The city of Barrancabermeja, in Colombia’s Magdalena Medio region, is a strategic port, a center of oil refining, and for decades has been a center of labor and social-movement organizing. Barrancabermeja’s labor leaders and human rights defenders have long been in the sights of the powerful paramilitary groups who operate in the region.

The paramilitaries took de facto control of the city through a campaign of massacres and selective killings in late 2000 and early 2001. While there was a relative lull in paramilitary activity after the AUC’s Central Bolívar Bloc demobilized in 2005-2006, the situation appears to be worsening.

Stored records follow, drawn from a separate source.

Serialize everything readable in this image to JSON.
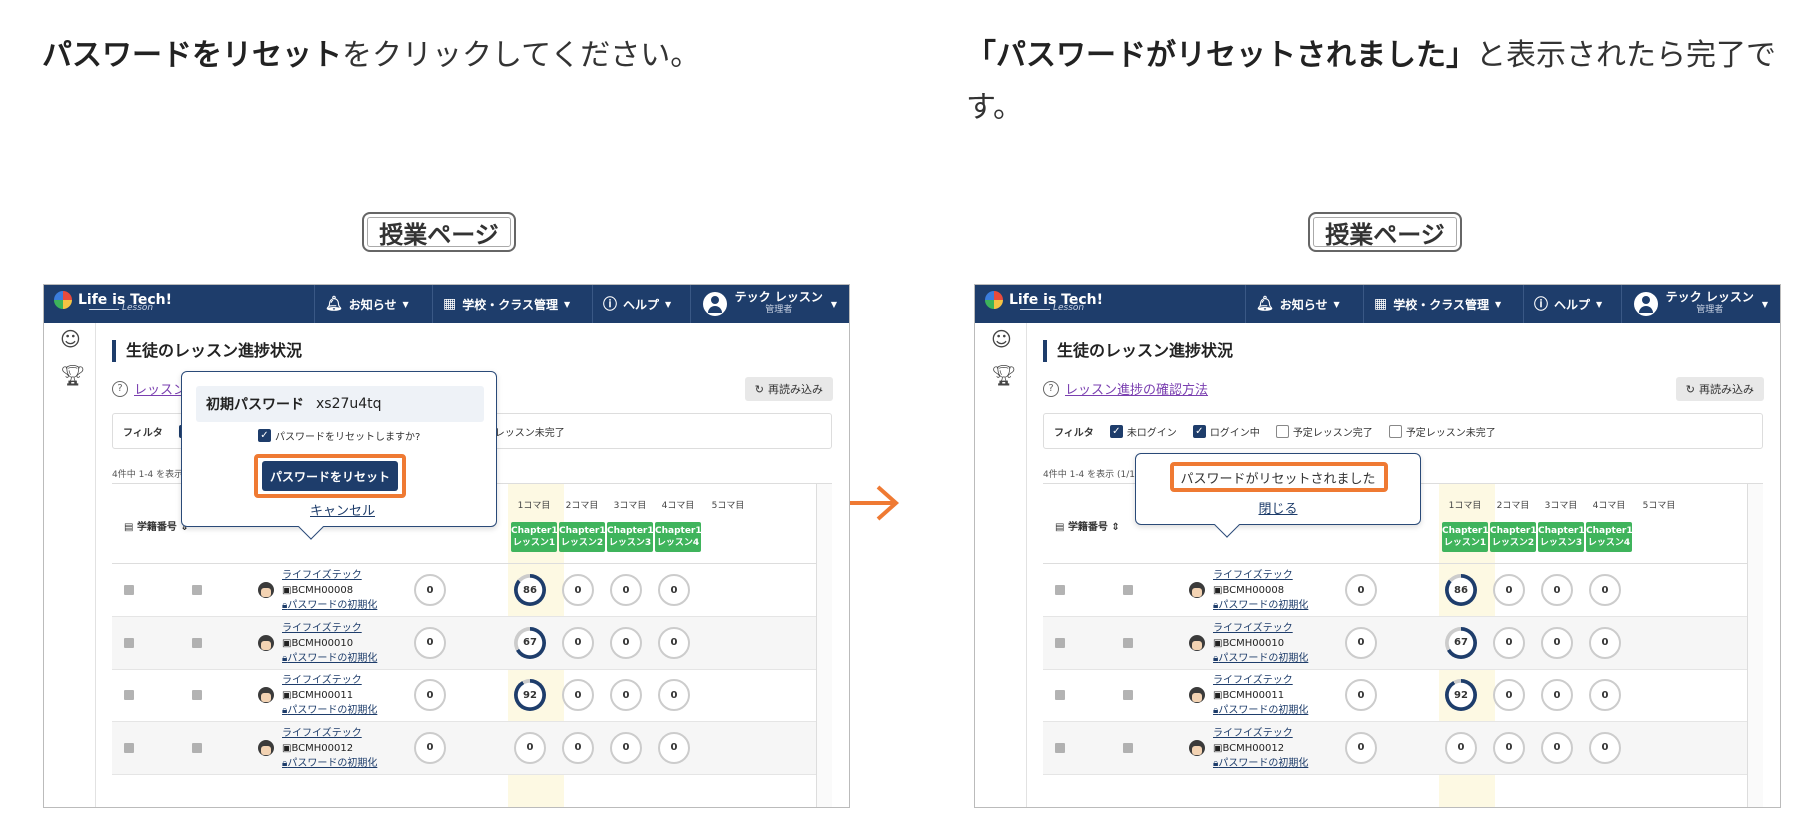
{
  "instructions": {
    "left_bold": "パスワードをリセット",
    "left_rest": "をクリックしてください。",
    "right_bold": "「パスワードがリセットされました」",
    "right_rest": "と表示されたら完了です。"
  },
  "page_tag": "授業ページ",
  "app": {
    "logo_text": "Life is Tech!",
    "logo_sub": "Lesson",
    "nav": {
      "news": "お知らせ",
      "school": "学校・クラス管理",
      "help": "ヘルプ"
    },
    "user_name": "テック レッスン",
    "user_role": "管理者"
  },
  "page": {
    "title": "生徒のレッスン進捗状況",
    "howto_link": "レッスン進捗の確認方法",
    "reload": "再読み込み",
    "filter_label": "フィルタ",
    "filters": [
      "未ログイン",
      "ログイン中",
      "予定レッスン完了",
      "予定レッスン未完了"
    ],
    "count": "4件中 1-4 を表示 (1/1)",
    "col_id": "学籍番号 ⇕",
    "period_headers": [
      "1コマ目",
      "2コマ目",
      "3コマ目",
      "4コマ目",
      "5コマ目"
    ],
    "chips": [
      {
        "line1": "Chapter1",
        "line2": "レッスン1"
      },
      {
        "line1": "Chapter1",
        "line2": "レッスン2"
      },
      {
        "line1": "Chapter1",
        "line2": "レッスン3"
      },
      {
        "line1": "Chapter1",
        "line2": "レッスン4"
      }
    ],
    "rows": [
      {
        "name": "ライフイズテック",
        "id": "BCMH00008",
        "reset": "パスワードの初期化",
        "values": [
          "0",
          "86",
          "0",
          "0",
          "0"
        ],
        "progress": 0.86
      },
      {
        "name": "ライフイズテック",
        "id": "BCMH00010",
        "reset": "パスワードの初期化",
        "values": [
          "0",
          "67",
          "0",
          "0",
          "0"
        ],
        "progress": 0.67
      },
      {
        "name": "ライフイズテック",
        "id": "BCMH00011",
        "reset": "パスワードの初期化",
        "values": [
          "0",
          "92",
          "0",
          "0",
          "0"
        ],
        "progress": 0.92
      },
      {
        "name": "ライフイズテック",
        "id": "BCMH00012",
        "reset": "パスワードの初期化",
        "values": [
          "0",
          "0",
          "0",
          "0",
          "0"
        ],
        "progress": 0
      }
    ]
  },
  "popover_reset": {
    "pw_label": "初期パスワード",
    "pw_value": "xs27u4tq",
    "confirm": "パスワードをリセットしますか?",
    "button": "パスワードをリセット",
    "cancel": "キャンセル"
  },
  "popover_done": {
    "message": "パスワードがリセットされました",
    "close": "閉じる"
  },
  "colors": {
    "brand": "#1e3d6b",
    "highlight": "#ef7a33",
    "chip": "#3fb45c"
  }
}
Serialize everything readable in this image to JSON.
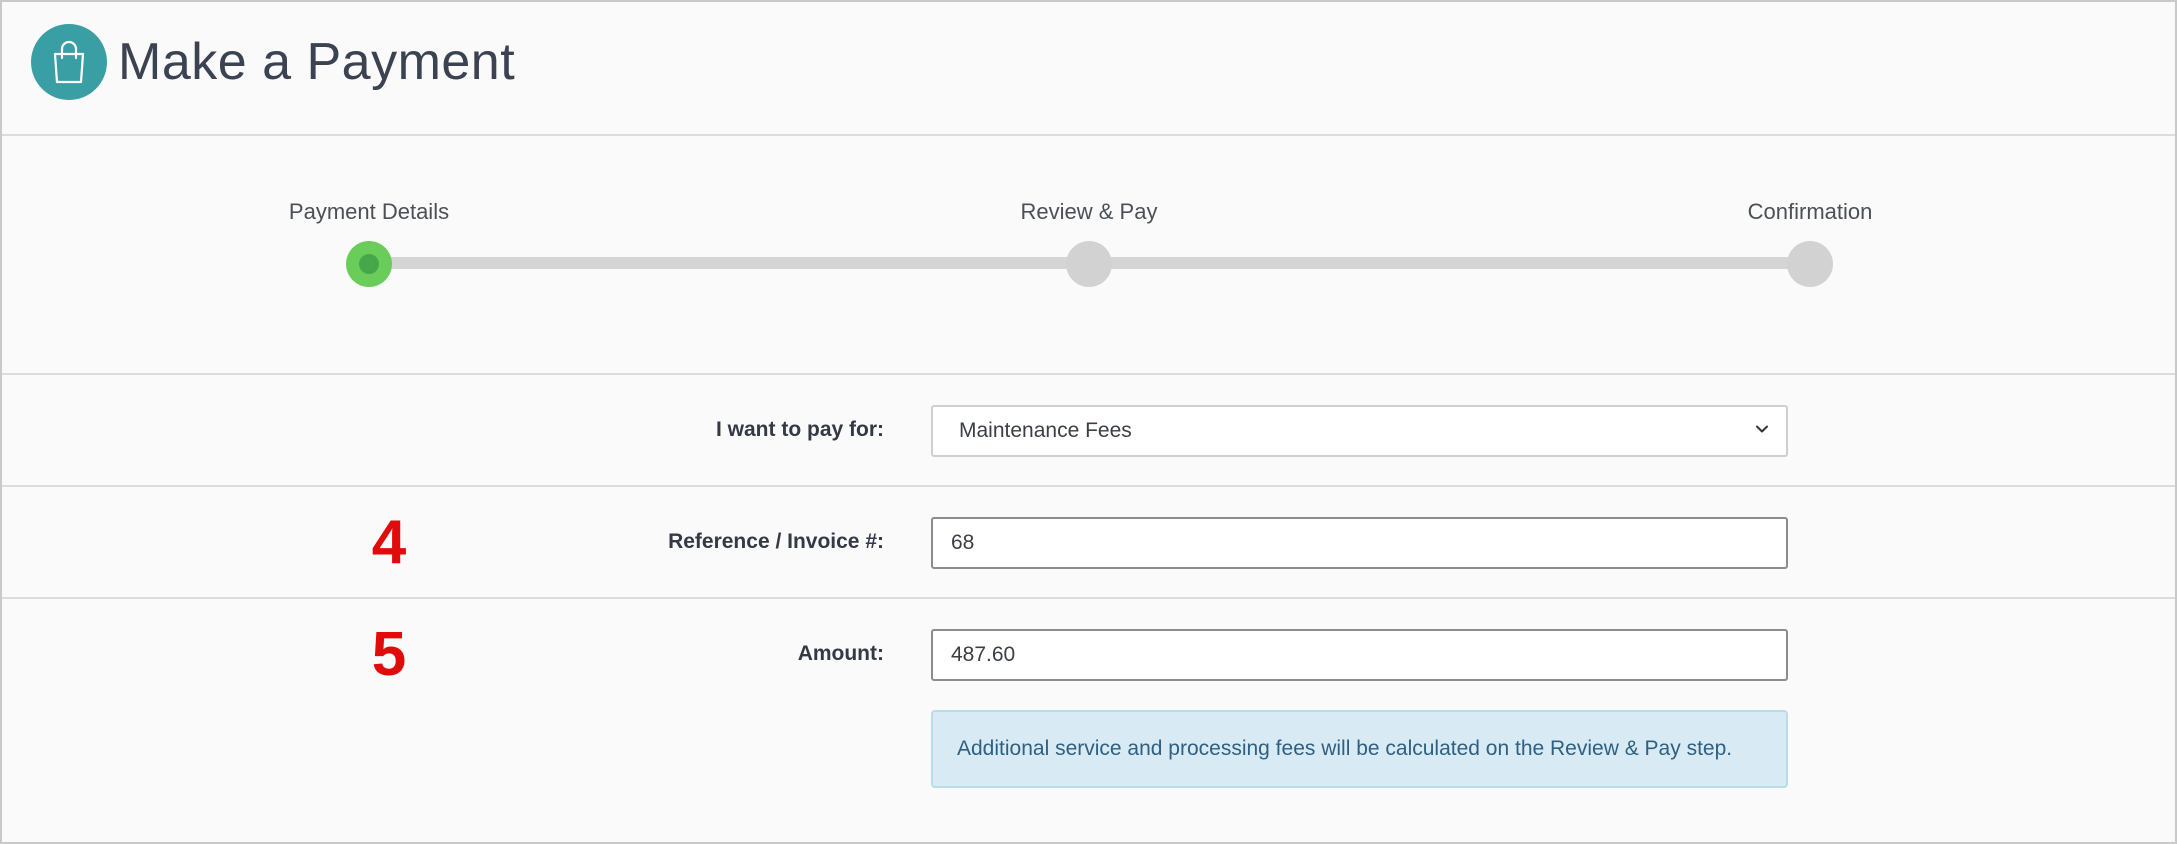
{
  "header": {
    "title": "Make a Payment",
    "logo_icon": "shopping-bag-icon",
    "logo_color": "#3a9ea5"
  },
  "stepper": {
    "steps": [
      {
        "label": "Payment Details",
        "state": "active"
      },
      {
        "label": "Review & Pay",
        "state": "inactive"
      },
      {
        "label": "Confirmation",
        "state": "inactive"
      }
    ],
    "active_color": "#6acd5a",
    "inactive_color": "#d2d2d2"
  },
  "form": {
    "pay_for": {
      "label": "I want to pay for:",
      "selected": "Maintenance Fees"
    },
    "reference": {
      "label": "Reference / Invoice #:",
      "value": "68"
    },
    "amount": {
      "label": "Amount:",
      "value": "487.60"
    },
    "notice": "Additional service and processing fees will be calculated on the Review & Pay step."
  },
  "annotations": {
    "marker_4": "4",
    "marker_5": "5",
    "marker_color": "#e00b0b"
  }
}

Last November, Yolanda Becerra, head of the Barrancabermeja-based Popular Women’s Organization (OFP) had her home invaded by thugs who told her to leave town or die. Now, six labor unions have received threats on letterhead bearing the logo of the “Black Eagles,” the name being used by a growing number of rapidly re-arming paramilitary groups.

Here is a translation of a brief article about the new threats that was posted yesterday to the website of Colombia’s Semana magazine. Thanks to CIP Intern Stephanie DiBello for the translation.

The ‘Black Eagles’ Threaten Leaders of Social Organizations in Barrancabermeja

After two quiet years, new violence against non-governmental organizations raises alarm. In a pamphlet, the armed group Black Eagles lists six labor unions and human rights groups as “military targets.”

6/23/2008

Terror has returned to Barrancabermeja (Santander) after several years of relative calm. Six labor unions and non-governmental organizations that have worked for several years in the Magdalena Medio were declared military targets by the emerging group known as the ‘Black Eagles’. They all received a printed notification, with letterhead in color, directly accusing them of supporting the guerrillas.

This pamphlet has worried the labor unions Asociación de Directivos Profesionales y Técnicos de Empresas de la Industria del Petróleo de Colombia, ADECO (Association of Professional and Technical Workers of Companies of the Petroleum Industry of Colombia); and Unión Sindical Obrera, USO (Workers’ Trade Union); and the NGOs Comité Regional por la Defensa de los Derechos Humanos, CREDHOS (Regional Committee for the Defense of Human Rights); Asociación Campesina del Valle del Río Cimitarra, ACVC (Campesino Association of the Cimitarra River Valley); Asociación de Desplazados Asentados en el Municipio de Barrancabermeja, ASODESAMUBA (Association of Displaced Persons Settled in the Municipality of Barrancabermeja); and Organización Femenina Popular, OFP (Popular Womens’ Association); all human rights defenders.

The Black Eagles justify the threats by saying, “Once again we are being overrun with lowly guerrillas who, hidden behind crude and dirty deceptions, want to take control of the city in order to return to the old days when they only had extortions, assassinations, union workers, and NGOs at their disposition, to fulfill their revolutionary ends and look for ways to destabilize the State.”

They continued on to warn that, “The guerrillas and their supporters have dared to set foot again in our Barrancabermeja, and our organization is not willing to allow them to enter.”

They point out that the aforementioned organizations “are full of revolutionary union workers and guerrilla supporters who are instigating and financing the emergence and actions of these insurgent groups, which is why they are the declared enemies and military targets of this organization.”